Title: THE ROLE OF CDKS IN POTATO TUBER DORMANCY AND SPROUTING

Author
item Anderson, James
item Suttle, Jeffrey

Submitted to: American Society of Plant Physiologists Meeting
Publication Type: Abstract Only
Publication Acceptance Date: 7/1/1997
Publication Date: N/A
Citation: N/A

Interpretive Summary:

Technical Abstract: Cell Cycle arrest in dormant potato tubers occurs at the G1/G0 phase.

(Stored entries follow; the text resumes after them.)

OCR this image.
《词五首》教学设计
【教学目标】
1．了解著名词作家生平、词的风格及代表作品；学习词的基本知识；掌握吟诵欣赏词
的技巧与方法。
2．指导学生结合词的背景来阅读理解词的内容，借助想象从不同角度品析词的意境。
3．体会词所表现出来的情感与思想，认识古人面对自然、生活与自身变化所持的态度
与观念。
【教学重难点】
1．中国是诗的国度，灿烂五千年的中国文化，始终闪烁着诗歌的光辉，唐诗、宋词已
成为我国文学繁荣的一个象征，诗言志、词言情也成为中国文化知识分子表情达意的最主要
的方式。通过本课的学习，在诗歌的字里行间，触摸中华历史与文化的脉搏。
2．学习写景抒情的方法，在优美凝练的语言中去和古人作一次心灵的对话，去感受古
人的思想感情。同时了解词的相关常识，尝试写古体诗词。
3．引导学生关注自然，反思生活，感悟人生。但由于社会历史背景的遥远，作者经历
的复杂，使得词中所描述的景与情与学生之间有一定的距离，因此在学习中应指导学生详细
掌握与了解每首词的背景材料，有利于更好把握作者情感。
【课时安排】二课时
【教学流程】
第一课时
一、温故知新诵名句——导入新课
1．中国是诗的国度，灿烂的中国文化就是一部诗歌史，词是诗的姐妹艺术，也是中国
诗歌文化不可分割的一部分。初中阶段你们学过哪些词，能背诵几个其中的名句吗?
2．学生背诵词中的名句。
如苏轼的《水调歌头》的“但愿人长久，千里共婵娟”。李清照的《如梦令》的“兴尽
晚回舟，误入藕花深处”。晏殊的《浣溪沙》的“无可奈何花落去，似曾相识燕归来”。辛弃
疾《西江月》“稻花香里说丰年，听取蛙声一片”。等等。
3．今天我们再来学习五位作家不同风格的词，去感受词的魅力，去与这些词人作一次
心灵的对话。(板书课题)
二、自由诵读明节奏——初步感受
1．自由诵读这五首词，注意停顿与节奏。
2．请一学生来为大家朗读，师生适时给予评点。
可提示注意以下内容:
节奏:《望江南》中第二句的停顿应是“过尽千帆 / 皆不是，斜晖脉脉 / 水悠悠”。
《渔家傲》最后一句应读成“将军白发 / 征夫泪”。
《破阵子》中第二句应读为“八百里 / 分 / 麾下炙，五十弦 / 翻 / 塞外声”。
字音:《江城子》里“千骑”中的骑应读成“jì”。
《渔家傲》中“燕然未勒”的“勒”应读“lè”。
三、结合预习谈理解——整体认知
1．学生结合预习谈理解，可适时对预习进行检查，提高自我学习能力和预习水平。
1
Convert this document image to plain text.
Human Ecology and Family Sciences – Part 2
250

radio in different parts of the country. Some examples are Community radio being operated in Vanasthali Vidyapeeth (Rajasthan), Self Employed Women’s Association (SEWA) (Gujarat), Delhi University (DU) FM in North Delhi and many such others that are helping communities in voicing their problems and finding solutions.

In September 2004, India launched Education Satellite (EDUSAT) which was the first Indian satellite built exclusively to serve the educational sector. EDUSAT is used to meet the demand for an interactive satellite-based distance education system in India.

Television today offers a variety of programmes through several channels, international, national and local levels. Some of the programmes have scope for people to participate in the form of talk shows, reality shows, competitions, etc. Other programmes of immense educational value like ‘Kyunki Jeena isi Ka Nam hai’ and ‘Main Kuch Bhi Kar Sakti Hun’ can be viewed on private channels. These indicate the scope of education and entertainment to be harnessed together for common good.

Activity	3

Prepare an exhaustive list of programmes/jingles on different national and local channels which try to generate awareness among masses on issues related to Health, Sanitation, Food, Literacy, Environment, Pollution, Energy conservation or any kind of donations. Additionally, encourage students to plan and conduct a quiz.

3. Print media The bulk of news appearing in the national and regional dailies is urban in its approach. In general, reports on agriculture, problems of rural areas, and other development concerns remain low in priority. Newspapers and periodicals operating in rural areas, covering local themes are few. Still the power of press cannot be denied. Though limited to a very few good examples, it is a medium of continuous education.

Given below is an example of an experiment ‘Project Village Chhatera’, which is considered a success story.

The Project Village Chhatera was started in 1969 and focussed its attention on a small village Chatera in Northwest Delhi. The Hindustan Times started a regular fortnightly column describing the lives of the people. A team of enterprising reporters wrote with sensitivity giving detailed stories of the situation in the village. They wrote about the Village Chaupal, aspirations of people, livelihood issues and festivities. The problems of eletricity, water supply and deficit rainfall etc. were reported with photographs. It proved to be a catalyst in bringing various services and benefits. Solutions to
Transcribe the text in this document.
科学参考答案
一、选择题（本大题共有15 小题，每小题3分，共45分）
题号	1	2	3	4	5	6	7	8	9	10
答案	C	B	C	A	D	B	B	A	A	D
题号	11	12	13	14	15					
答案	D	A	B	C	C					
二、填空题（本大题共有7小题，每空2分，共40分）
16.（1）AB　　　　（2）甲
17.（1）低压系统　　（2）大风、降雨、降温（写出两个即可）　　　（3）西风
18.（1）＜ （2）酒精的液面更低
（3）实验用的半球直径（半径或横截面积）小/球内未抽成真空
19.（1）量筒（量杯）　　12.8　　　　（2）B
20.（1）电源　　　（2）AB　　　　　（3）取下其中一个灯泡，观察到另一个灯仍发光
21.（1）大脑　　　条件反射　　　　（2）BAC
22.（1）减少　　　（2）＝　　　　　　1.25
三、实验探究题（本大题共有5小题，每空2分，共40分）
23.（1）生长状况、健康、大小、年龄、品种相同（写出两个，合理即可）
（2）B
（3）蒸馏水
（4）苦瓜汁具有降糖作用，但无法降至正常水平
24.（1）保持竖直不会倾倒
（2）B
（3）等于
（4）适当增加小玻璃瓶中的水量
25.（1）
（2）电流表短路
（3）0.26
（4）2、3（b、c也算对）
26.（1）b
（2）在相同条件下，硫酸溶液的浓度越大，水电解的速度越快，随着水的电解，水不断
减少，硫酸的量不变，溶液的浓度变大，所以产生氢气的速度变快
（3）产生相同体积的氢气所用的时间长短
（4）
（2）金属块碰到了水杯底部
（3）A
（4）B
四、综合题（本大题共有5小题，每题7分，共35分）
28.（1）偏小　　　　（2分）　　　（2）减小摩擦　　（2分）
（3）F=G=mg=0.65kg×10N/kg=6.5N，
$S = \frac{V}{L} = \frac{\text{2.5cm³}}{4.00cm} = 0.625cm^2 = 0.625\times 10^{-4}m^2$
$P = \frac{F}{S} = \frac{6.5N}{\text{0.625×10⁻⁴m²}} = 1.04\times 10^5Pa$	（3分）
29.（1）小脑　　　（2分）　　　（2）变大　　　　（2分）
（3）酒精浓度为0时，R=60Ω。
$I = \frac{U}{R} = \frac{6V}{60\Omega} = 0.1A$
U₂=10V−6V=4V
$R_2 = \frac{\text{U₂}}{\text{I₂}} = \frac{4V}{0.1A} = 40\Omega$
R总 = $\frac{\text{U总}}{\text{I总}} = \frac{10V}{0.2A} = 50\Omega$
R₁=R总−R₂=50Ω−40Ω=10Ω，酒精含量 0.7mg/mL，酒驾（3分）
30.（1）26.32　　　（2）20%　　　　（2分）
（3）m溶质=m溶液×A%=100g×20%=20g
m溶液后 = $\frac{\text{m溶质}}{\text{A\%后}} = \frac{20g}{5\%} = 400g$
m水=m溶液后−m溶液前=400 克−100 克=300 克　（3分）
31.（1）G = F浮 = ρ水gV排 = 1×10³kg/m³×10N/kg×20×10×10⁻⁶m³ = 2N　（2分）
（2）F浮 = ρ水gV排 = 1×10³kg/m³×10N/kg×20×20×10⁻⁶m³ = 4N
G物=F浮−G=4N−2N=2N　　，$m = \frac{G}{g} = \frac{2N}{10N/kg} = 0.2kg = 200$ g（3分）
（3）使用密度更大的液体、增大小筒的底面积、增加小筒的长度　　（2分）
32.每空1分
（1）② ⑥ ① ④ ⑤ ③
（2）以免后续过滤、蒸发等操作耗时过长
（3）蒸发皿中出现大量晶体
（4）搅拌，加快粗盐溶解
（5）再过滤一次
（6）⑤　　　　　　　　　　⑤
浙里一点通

In all eukaryotes, progression through the G1/S and G2/M stages of cell division is regulated by a distinct class of proteins known as cyclin- dependent kinases (cdks). These cdks can be identified by using antibody to the conserved PSTAIRE motif of the catalytic subunit or, by affinity purification with a recombinant p13 subunit. Using the PSTAIRE antibody, we have observed a 7-8 fold increase in PSTAIRE-precipitable protein in extracts from non-dormant, growth-arrested meristems vs dormant meristems. When comparing dormant vs actively growing meristems, only a 2-fold increase in PSTAIRE-precipitable protein was observed for actively growing meristems. Based on the current structural models for active cdks, we assume that a regulatory cyclin subunit blocks the PSTAIRE domain, such that, precipitation of an active cdk complex is not complete in actively growing meristems. p13-affinity purified proteins from extracts of non-dormant tuber meristems exhibited no histone H1 kinase activity, whereas, affinity purified proteins from extracts of potato cell cultures did. Additionally, we observed that extracts of potato eyes inhibited the kinase activity of control cdk (p/cyclin B). We have further characterized the inhibitor as a 60-80 kDa glycoprotein based on its gel filtration profile and ability to bind to Con-A. Enzymatic analysis shows that the inhibition is due to a potent ATPase activity. I50 values for the partially purified inhibitor, in standard cdk assays, is approximately 10nM. We will continue working on methods to identify the developmental stages at which active cdks are present in potato tuber meristems.